EXPOSÉ DES MOTIFS

Mesdames, Messieurs,

Au moment du dépôt de cette proposition de loi sur le bureau du Sénat, nous apprenons le décès accidentel du sergent Maxence Roger du 3ème RPIMA dans le cadre de l'opération « Harpie » de lutte contre l'orpaillage illégal en Guyane. Nous adressons toutes nos condoléances à sa famille.
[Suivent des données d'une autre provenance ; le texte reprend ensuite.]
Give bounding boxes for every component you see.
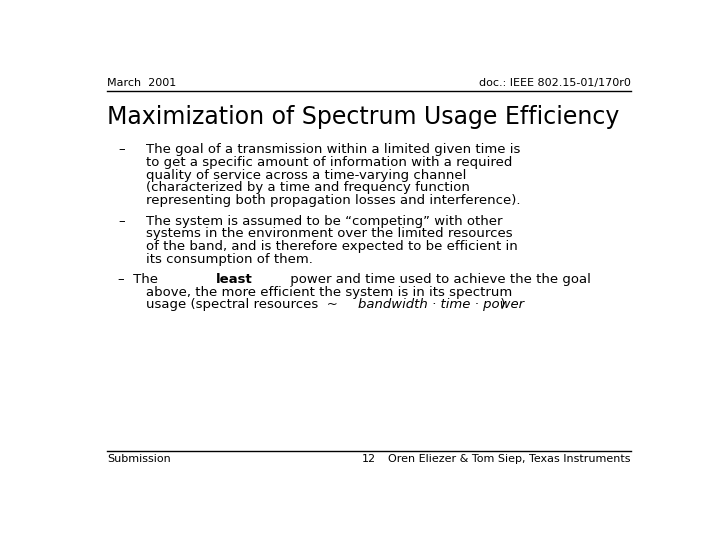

Cet évènement tragique nous rappelle l'urgence de légiférer pour que les soldats de France, décédés accidentellement durant des exercices opérationnels ou des entraînements militaires, aient le droit à la mention : « Mort pour le service de la Nation », instituée par l'article 12 de la loi n° 2012-1432 du 21 décembre 2012 relative à la sécurité et à la lutte contre le terrorisme et permettant de rendre hommage à tout « militaire tué en service ou en raison de sa qualité. »

Au-delà de l'importance du symbole, l'attribution de cette mention ouvre l'accès à des compensations financières et matérielles, comme le versement d'une pension de réversion à taux plein ou l'octroi du statut de « pupille de la Nation » aux enfants du militaire décédé.

Comme l'a affirmé M. Sébastien Lecornu, ministre des Armées et des anciens combattants, le 13 juillet 2024 : « Lorsqu'un militaire perd la vie en opération, en service, ou en dehors, la Nation doit soutien et assistance à ses proches en reconnaissance de son engagement. »

La condition militaire est au fondement même de la résilience nationale et du lien Armée-Nation. Elle exige, de la part de celui qui s'engage dans les armées, discipline, disponibilité, loyalisme, esprit de sacrifice, pouvant aller jusqu'au sacrifice suprême. Cet état, qui implique un grand nombre de devoirs, n'est pas sans conséquence pour les familles et leurs proches qui doivent faire preuve d'une grande abnégation. En retour, l'engagement du militaire mérite la reconnaissance de toute la Nation, sans laquelle notre capacité de défense serait ébranlée.

Pendant la période 2012-2015, des militaires décédés en service sur le territoire national ont été reconnus « Morts pour le service de la Nation » et leurs familles ont pu compter sur une protection à la hauteur du sacrifice consenti. Cette parenthèse a été refermée par le décret n° 2016-331 du 18 mars 2016 qui a considérablement restreint l'octroi du statut en le réservant aux militaires décédés du fait « de l'acte volontaire d'un tiers ».

Depuis, les militaires décédés accidentellement lors d'un entraînement, d'un exercice de préparation opérationnelle ou lors d'une opération intérieure (OPINT) ne se voient plus attribuer cette mention mais celle, laconique, de « Mort en service ».

Les militaires qui évoluent dans des conditions très proches de la guerre réelle et exercent des missions de préparation qui les exposent à la mort ou à la blessure méritent la reconnaissance de la Nation et le soutien indéfectible de l'État à leurs familles.

Pourtant, leurs enfants ne sont pas reconnus comme « Pupilles de la nation » et leurs conjoints ne bénéficient que d'une pension de réversion à taux réduit. Aussi, cette mention ne faisant aucune distinction entre les militaires qui décèdent accidentellement dans le cadre de conditions d'exercices proches d'un engagement réel et ceux qui trouvent la mort dans des accidents de la vie courante, elle suscite la colère légitime des familles tant elle est source d'injustice.

Contrairement à ce qui est souvent avancé par les précédents Gouvernements, cette injustice n'a jamais été corrigée par la création, en 2021, de la mention « Mort pour le service de la République » qui s'adresse à l'ensemble des personnels de sécurité mais aussi aux bénévoles qui ont trouvé la mort dans des circonstances exceptionnelles, en ayant accompli un acte de bravoure ou au cours d'un exercice présentant un risque particulier. Plus récemment, le décret n° 2022-425 du 25 mars 2022 a reconnu comme éligible à ce statut le personnel sanitaire dont le décès est imputable au covid-19.

Outre sa valeur honorifique, la mention « Mort pour le service de la République » assimile le statut particulier des militaires à celui des civils et n'accorde aucun droit supplémentaire à ceux prévus par le statut « Mort en service ».

Le métier des armes n'étant pas un métier comme les autres, l'engagement militaire participe d'un rang qui le distingue de tout autre engagement civil.

C'est la raison pour laquelle de nombreuses familles réclament que leur soient entendus l'attribution de la mention « Mort pour le service de la Nation » ainsi que les droits qui y sont attachés : ils étaient des soldats de France. Ils sont morts au service de la France. Ils ne doivent plus être les oubliés de la Nation.

Tel est le sens de la présente proposition de loi.